Dissertation Abstracts

Management consultants: Organizational Professionalism in Knowledge Work

Author: Maestripieri, Lara , lara.maestripieri@gmail.com
Department: Sociology and Social Research
University: University of Trento, Italy
Supervisor: Barbara Poggio
Year of completion: 2011
Language of dissertation: Italian

Keywords: professionalism , knowledge workers , organisation , management consultan
Areas of Research: Professional Groups , Organization , Work

Abstract

In contemporary sociological debate, the concept of knowledge work is becoming popular and it is quite often used to address a series of new professionals belonging mostly to advanced business services. Some scholars (such as Butera 2008, Chicchi, Ruggero 2009 and Bologna 2011) have already faced the issue of knowledge in the advanced business services in Italy, but only one study has focused on the consequences of knowledge work on identity and on how people live their own job (Bologna, 2011).
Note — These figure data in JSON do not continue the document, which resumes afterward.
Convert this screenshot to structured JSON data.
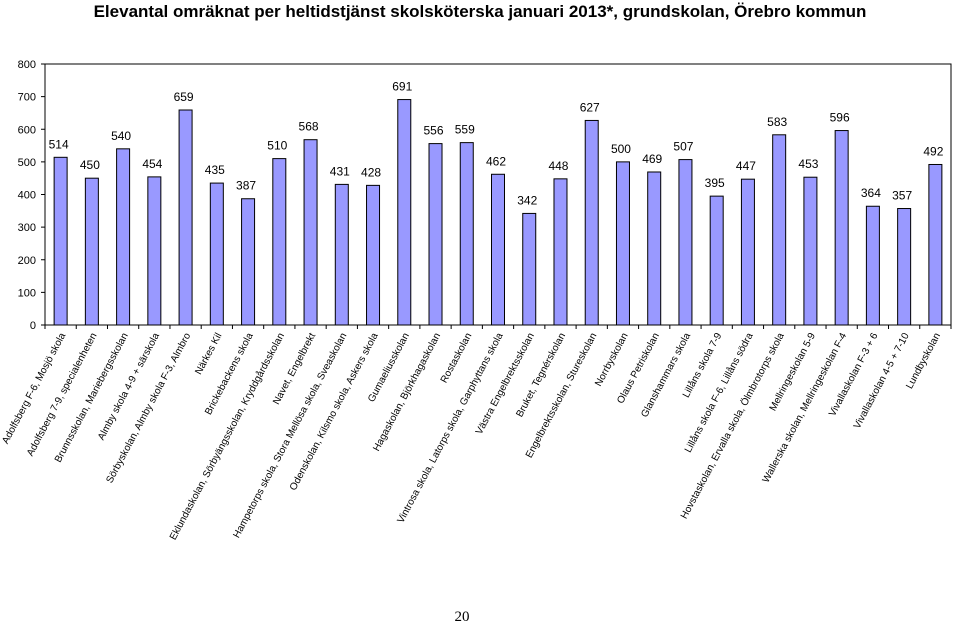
{
  "chart_data": {
    "type": "bar",
    "title": "Elevantal omräknat per heltidstjänst skolsköterska januari 2013*, grundskolan, Örebro kommun",
    "xlabel": "",
    "ylabel": "",
    "ylim": [
      0,
      800
    ],
    "yticks": [
      0,
      100,
      200,
      300,
      400,
      500,
      600,
      700,
      800
    ],
    "grid": false,
    "legend": "none",
    "bar_color": "#9999ff",
    "categories": [
      "Adolfsberg F-6, Mosjö skola",
      "Adolfsberg 7-9, specialenheten",
      "Brunnsskolan, Mariebergsskolan",
      "Almby skola 4-9 + särskola",
      "Sörbyskolan, Almby skola F-3, Almbro",
      "Närkes Kil",
      "Brickebackens skola",
      "Eklundaskolan, Sörbyängsskolan, Kryddgårdsskolan",
      "Navet, Engelbrekt",
      "Hampetorps skola, Stora Mellösa skola, Sveaskolan",
      "Odenskolan, Kilsmo skola, Askers skola",
      "Gumaeliusskolan",
      "Hagaskolan, Björkhagaskolan",
      "Rostaskolan",
      "Vintrosa skola, Latorps skola, Garphyttans skola",
      "Västra Engelbrektsskolan",
      "Bruket, Tegnérskolan",
      "Engelbrektsskolan, Stureskolan",
      "Norrbyskolan",
      "Olaus Petriskolan",
      "Glanshammars skola",
      "Lillåns skola 7-9",
      "Lillåns skola F-6, Lillåns södra",
      "Hovstaskolan, Ervalla skola, Ölmbrotorps skola",
      "Mellringeskolan 5-9",
      "Wallerska skolan, Mellringeskolan F-4",
      "Vivallaskolan F-3 + 6",
      "Vivallaskolan 4-5 + 7-10",
      "Lundbyskolan"
    ],
    "values": [
      514,
      450,
      540,
      454,
      659,
      435,
      387,
      510,
      568,
      431,
      428,
      691,
      556,
      559,
      462,
      342,
      448,
      627,
      500,
      469,
      507,
      395,
      447,
      583,
      453,
      596,
      364,
      357,
      492
    ]
  },
  "page_number": "20"
}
This PhD dissertation positions itself in this debate by attending to the actors directly involved in such change. Specifically, the research relies on the analysis of narratives and biographies of professionals using a narrative approach. The study's main aim is to discuss the systemic transformations introduced by knowledge work on the economy, as well as to discuss who falls into the category of a knowledge worker, how many knowledge workers there are in Italy and how they perform and present their own identities as professionals. The concept of organizational professionalism is used as the main theoretical framework (Evetts, 2011; Noordegraf, 2011); this allows the study of knowledge workers through the lens of the sociology of professions, even if most of the professionals in advanced business services are still in their own way to professionalize.
The issue of professional identity of knowledge workers will be investigated by using the case study of management consultancy, which the existing literature has already considered to be relevant example of advanced business professionals (Meriläinen et al, 2004; Muzio et al, 2008; Donnelly, 2009; Bologna, 2011). The services offered by management consultants are paradigmatic forms of the contemporary model of work organising, as long as they are based on projectification (Hodgson, 2008), on immateriality (Corsani et al, 1996), on the globalisation of the biggest corporation of the sector (Berrebi-Hoffman, 2006), and on the strategic use of knowledge (Kipping, 2011).
This dissertation is based on 55 in-depth interviews with management consultants, conducted in Italy between 2009 and 2010. The analysis is based on the triangulation of different qualitative techniques: I used the methodology of biographical trajectories (Olagnero, Saraceno, 1993) and of positioning (Bamberg, 1997) for creating a typology of management consultant trajectories that are revealed through exemplary narrations (Gherardi, Poggio, 2007). Stemming from individual and institutional factors, the data reveals the contemporaneous presence of conflicting identities (the SELF-Employed, the unwilling consultant, the yuppie and the professional consultant), depending on their main positioning reference (managers vs. professionals) and the direction of their professional project (persistence vs. transition in management consultancy).
The four exemplary narrations explain organisational professionalism by showing how organization becomes the privileged space in which the informal community of management consultants exchange ideas among peers and socialize new members into the profession. Professionalism is not anymore opposed to managerialism: performed within the organisations, the organized professionalism claims the need for autonomy in its own job, applying managerial and commercial principles in performing professional activities.